BendtheBar 09-15-2012 12:38 PM

This is the original article that seems to be passed around in the lifting community:

Stop Doing Sit-Ups: Why Crunches Don't Work - Newsweek and The Daily Beast

Fazc 09-15-2012 01:17 PM

I think his definition (or perhaps mine) of what a crunch and what a sit-up is, is what's confusing me.

I've always thought:

1) Sit-Ups involved flexion at the hips. The spine is kept mostly neutral, the abs work to keep the spine aligned.

2) Crunches involved curling up the torso with the lower back remaining mostly in contact with the floor i.e. spinal flexion.
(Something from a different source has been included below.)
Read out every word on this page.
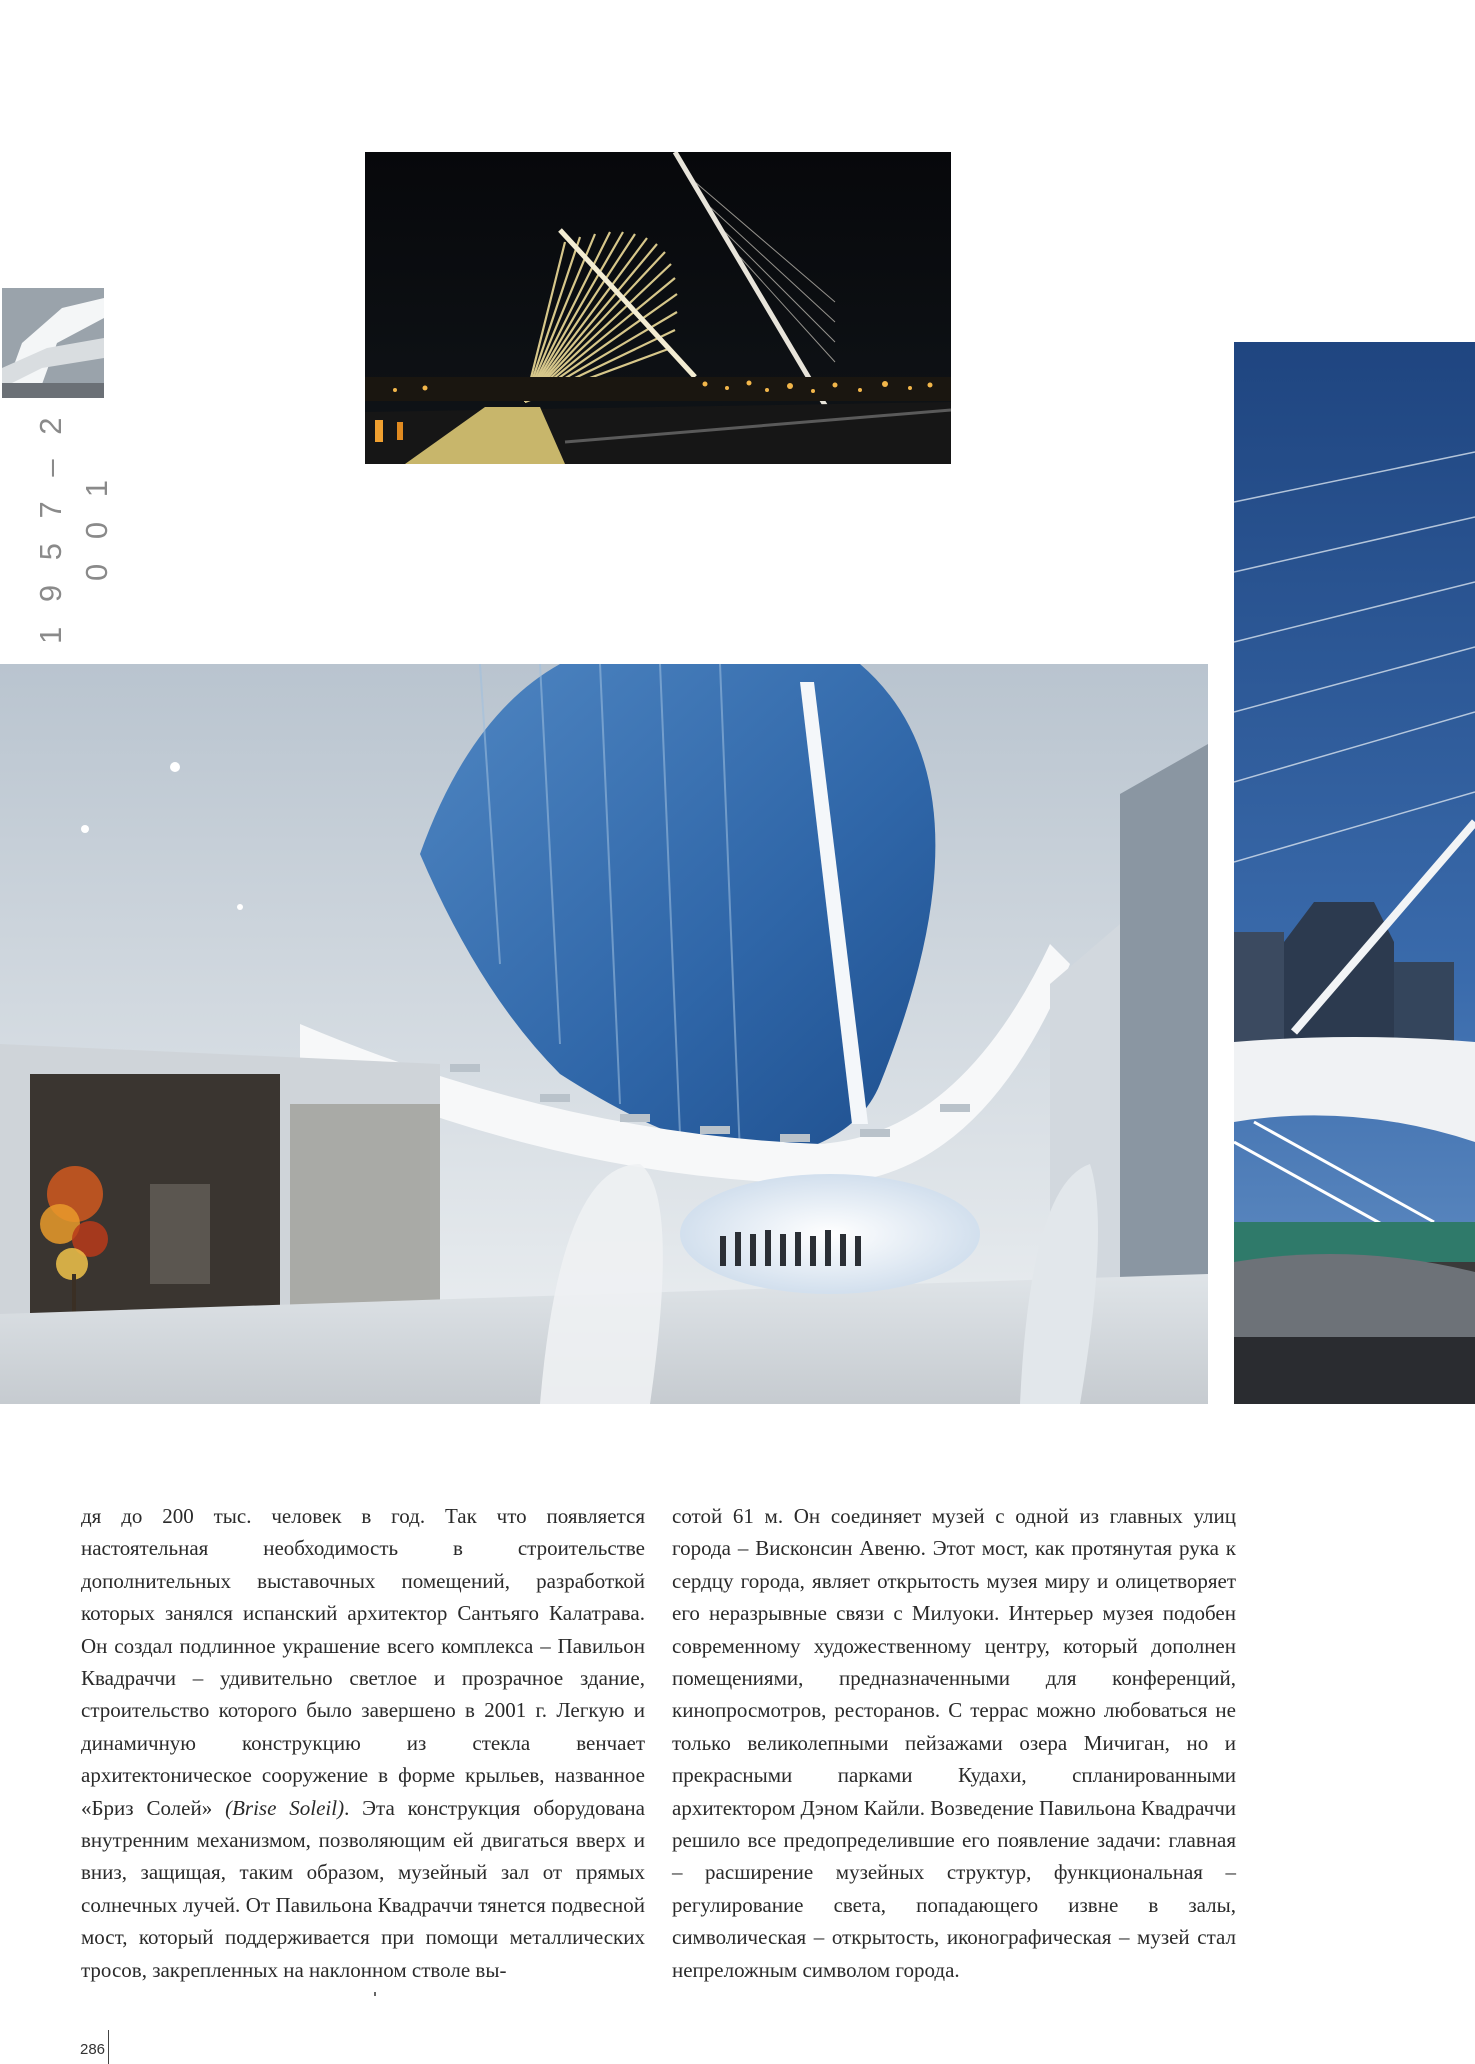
1 9 5 7 – 2 0 0 1

дя до 200 тыс. человек в год. Так что появляется настоятельная необходимость в строительстве дополнительных выставочных помещений, разработкой которых занялся испанский архитектор Сантьяго Калатрава. Он создал подлинное украшение всего комплекса – Павильон Квадраччи – удивительно светлое и прозрачное здание, строительство которого было завершено в 2001 г. Легкую и динамичную конструкцию из стекла венчает архитектоническое сооружение в форме крыльев, названное «Бриз Солей» (Brise Soleil). Эта конструкция оборудована внутренним механизмом, позволяющим ей двигаться вверх и вниз, защищая, таким образом, музейный зал от прямых солнечных лучей. От Павильона Квадраччи тянется подвесной мост, который поддерживается при помощи металлических тросов, закрепленных на наклонном стволе вы-

сотой 61 м. Он соединяет музей с одной из главных улиц города – Висконсин Авеню. Этот мост, как протянутая рука к сердцу города, являет открытость музея миру и олицетворяет его неразрывные связи с Милуоки. Интерьер музея подобен современному художественному центру, который дополнен помещениями, предназначенными для конференций, кинопросмотров, ресторанов. С террас можно любоваться не только великолепными пейзажами озера Мичиган, но и прекрасными парками Кудахи, спланированными архитектором Дэном Кайли. Возведение Павильона Квадраччи решило все предопределившие его появление задачи: главная – расширение музейных структур, функциональная – регулирование света, попадающего извне в залы, символическая – открытость, иконографическая – музей стал непреложным символом города.

286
We ab brace first, elbows off the floor, good neck pattern, then curl-up against the brace just a little bit, not rising very much; then overlay deep breathing patterns. An incredible ab workout that spares the spine.
The quote above describes what I would call a 'crunch', which is great for the abdominals and doesn't involve a great deal of anything else. So I'm quite confused as to what exactly he has a problem with?

Which is strange, because McGill has a very good reputation in the industry. Part of where the confusion may come from is article you posted isn't written by McGill it just quotes him and others to make a point. However I get the feeling the McGill's quotes don't necessarily represent him fully.

BendtheBar 09-15-2012 01:30 PM

Here is McGill. He explains in the first minute what he doesn't like about sit ups/crunches.

BendtheBar 09-15-2012 01:33 PM

Fazc 09-15-2012 03:14 PM

Interesting and yes it does confirm that some of the confusion comes from definition of what a Crunch or Sit-Up is.

See for me this is a Sit-Up. Flexion at the hips, and the back is mostly neutral:

A Crunch is this, pure spinal flexion:

They definitely are not interchangeable terms.

Having said that I can see what he's saying about crunches, and perhaps it's something to bear in mind.

bamazav 09-15-2012 03:38 PM

Good stuff guys. When I have some more time, I want to investigate this more. I have found that when you mention working the core, crunches or situps are usually the first thought people have. I can' t stand either, but that is probably because they DO bother my back so much.